Concernant les établissements scolaires, on apprend aujourd’hui qu’une "tolérance" sera appliquée jeudi et vendredi pour les absences des élèves qui s’auto-confinent avant les fêtes.

Il faut aussi se faire tester et s’isoler dès qu’on a des symptômes ou qu’on est potentiellement un cas contact (voir encadré). Sinon il faut seulement rester prudent.

Et pour la suite ? Laurent Filleul constate : "Tout va dépendre si on est tous responsables"

Pour éviter un troisième confinement et aussi pour sauver des vies, c’est à nous tous d’être très vigilants, même pendant les fêtes. 

 

 

 

Le Conseil scientifique entrevoit 2 cas de figure pour l’utilisation, ou non, des tests virologiques.

1er cas : Une personne est symptomatique dans la semaine précédant les jours du 24, 25, 31 décembre et 1er janvier : Elle doit bénéficier d’un test diagnostique et doit s’isoler sans attendre le résultat du test.

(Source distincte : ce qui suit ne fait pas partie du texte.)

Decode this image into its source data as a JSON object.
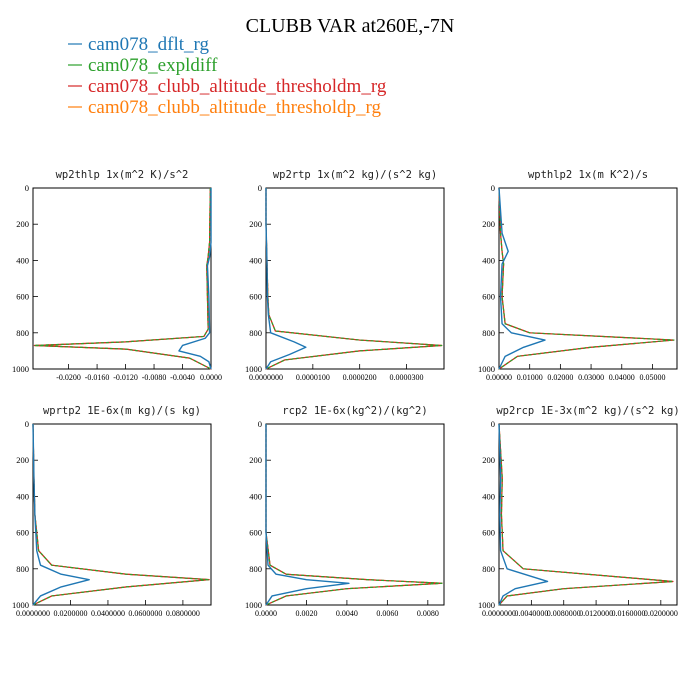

Un test antigénique peut être réalisé si le début des symptômes est récent (< à 3 jours) et un test RT-PCR si le début des symptômes est plus ancien (⩾4 jours).

2ème cas : Une personne est asymptomatique et s’interroge sur la question de passer ou non un test. Deux cas de figures se présentent :

- Il existe une prise de risque dans la semaine précédant les jours du 24, 25, 31 décembre et 1er janvier en raison d’une multiplication des contacts ou d’un contact positif avéré, un test RT-PCR peut être réalisé, ou à défaut un test antigénique.

- Il n’existe pas de prise de risque ou un auto-confinement a eu lieu dans la semaine précédant les jours du 24, 25, 31 décembre et 1er janvier, les tests virologiques (RTPCR ou tests antigéniques) n’ont pas, ou peu, d’intérêt. Ils ne sont donc pas recommandés.